Atas vonis tersebut tim kuasa hukum terdakwa dari Bidang Hukum Polda Jawa Timur memilih tidak mengajukan banding. Dengan demikian perkara polwan bakar suami itu telah berkekuatan hukum tetap.

Salah seorang penasihat hukum terdawa, Inspektur Satu Tatik, mengatakan telah meminta pertimbangan ayah dan ibu Briptu Dhila lewat WhatsApps setelah majelis hakim yang dipimpin  Ida Ayu Sri Adriyanthi Astuti Widja membacakan vonis. Pertimbangan dari orang tua terdakwa diperlukan karena Briptu Dila yang menjalani sidang secara daring menyerahkan keputusan banding atau tidak pada tim kuasa hukum.

“Orang tuanya bilang ‘terima saja’. Kami juga sudah WA-WA-nan dengan pimpinan. Ya sudah kami terima. Meski kami masih ada ganjalan, tapi ini saya kira yang terbaik agar masalahnya segera selesai. Terdakwa juga sudah terlalu lama berada di rutan,” kata Tatik melalui pesan yang diterima.

Jika mengajukan banding, kata Tatik, prosesnya bisa makin lama karena dapat berlangsung hingga dua tahun. Padahal Briptu Dila mempunyai anak kecil yang butuh segera dioperasi karena sakit. “Biar anaknya ini segera tertolong dan dioperasi,” kata dia.

Apalagi setelah vonis peradilan umum ini, Briptu Dhila segera menjalani sidang kode etik di internal kepolisian.
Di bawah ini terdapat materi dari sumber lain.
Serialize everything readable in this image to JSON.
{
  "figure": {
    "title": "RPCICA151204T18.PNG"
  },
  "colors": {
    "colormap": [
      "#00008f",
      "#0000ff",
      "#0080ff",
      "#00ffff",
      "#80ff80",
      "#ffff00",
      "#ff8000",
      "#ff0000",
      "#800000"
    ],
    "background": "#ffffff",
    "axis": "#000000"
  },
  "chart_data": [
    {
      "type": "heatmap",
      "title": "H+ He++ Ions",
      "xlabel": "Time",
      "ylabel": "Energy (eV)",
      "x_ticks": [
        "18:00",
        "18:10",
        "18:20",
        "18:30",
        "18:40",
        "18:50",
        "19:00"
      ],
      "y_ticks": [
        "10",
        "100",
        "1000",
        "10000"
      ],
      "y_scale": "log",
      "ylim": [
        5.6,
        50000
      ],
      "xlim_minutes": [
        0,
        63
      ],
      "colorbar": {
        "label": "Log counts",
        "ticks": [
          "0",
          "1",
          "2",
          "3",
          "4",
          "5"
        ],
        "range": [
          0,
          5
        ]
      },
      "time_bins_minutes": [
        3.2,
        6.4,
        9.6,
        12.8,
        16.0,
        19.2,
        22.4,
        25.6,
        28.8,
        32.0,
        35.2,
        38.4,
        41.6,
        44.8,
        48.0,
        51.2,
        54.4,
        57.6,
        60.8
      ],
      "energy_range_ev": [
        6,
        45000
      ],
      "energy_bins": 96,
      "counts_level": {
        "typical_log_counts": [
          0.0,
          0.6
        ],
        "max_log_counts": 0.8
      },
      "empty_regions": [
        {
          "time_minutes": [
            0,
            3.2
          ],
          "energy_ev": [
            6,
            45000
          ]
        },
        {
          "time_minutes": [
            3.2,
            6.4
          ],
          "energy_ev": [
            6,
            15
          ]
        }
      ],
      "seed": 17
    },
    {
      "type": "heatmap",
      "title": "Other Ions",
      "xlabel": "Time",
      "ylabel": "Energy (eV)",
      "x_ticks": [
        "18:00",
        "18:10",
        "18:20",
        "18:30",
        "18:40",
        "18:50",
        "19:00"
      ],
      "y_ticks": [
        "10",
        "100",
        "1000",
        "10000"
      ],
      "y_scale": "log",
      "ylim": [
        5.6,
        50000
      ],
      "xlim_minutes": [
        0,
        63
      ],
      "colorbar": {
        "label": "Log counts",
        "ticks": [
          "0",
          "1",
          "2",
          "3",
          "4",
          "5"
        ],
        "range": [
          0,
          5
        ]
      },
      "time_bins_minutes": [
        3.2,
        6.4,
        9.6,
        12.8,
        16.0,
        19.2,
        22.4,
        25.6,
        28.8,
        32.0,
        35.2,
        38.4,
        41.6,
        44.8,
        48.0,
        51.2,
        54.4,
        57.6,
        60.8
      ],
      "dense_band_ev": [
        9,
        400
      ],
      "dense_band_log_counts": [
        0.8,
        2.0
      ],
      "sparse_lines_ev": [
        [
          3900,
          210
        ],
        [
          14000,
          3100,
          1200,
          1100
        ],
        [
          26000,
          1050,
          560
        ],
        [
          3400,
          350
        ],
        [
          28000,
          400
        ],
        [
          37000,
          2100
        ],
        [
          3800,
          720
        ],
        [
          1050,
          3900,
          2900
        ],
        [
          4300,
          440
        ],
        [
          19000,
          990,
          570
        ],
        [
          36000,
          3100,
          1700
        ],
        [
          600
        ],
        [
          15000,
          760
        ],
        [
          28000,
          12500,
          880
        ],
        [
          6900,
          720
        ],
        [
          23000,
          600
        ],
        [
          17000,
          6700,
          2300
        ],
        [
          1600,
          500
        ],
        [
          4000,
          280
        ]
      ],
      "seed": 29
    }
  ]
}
Jika terbukti melanggar, sanksi terberatnya berupa pemecatan. “Kami berharap masih dipertahankan,” kata Tatik.

Sebelumnya dalam amar putusannya, majelis hakim menyatakan bahwa terdakwa terbukti secara sah dan meyakinkan bersalah melanggar pasal 44 ayat 3 Undang-Undang No. 23 Tahun 2004 tentang Penghapusan Kekerasan Dalam Rumah Tangga.

Hal-hal yang memberatkan terdakwa adalah perbuatan terdakwa mengakibatkan korban kehilangan nyawa. Adapun hal yang meringankan ialah terdakwa merupakan ibu dari tiga anak yang masih kecil-kecil, serta  ibu korban telah memaafkan perbuatan anak menantunya tersebut. Vonis hakim itu sama dengan tuntutan jaksa yang meminta agar terdakwa dihukum penjara selama 4 tahun.

Majelis hakim berpendapat perbuatan terdakwa telah memenuhi unsur melanggar Pasal 44 ayat 3 UU Penghapusan KDRT, yakni melakukan kekerasan fisik dalam lingkup rumah tangga yang mengakibatkan matinya korban. Hakim menolak pleidoi terdakwa bahwa ada unsur ketidaksengajaan terhadap apa yang dilakukannya.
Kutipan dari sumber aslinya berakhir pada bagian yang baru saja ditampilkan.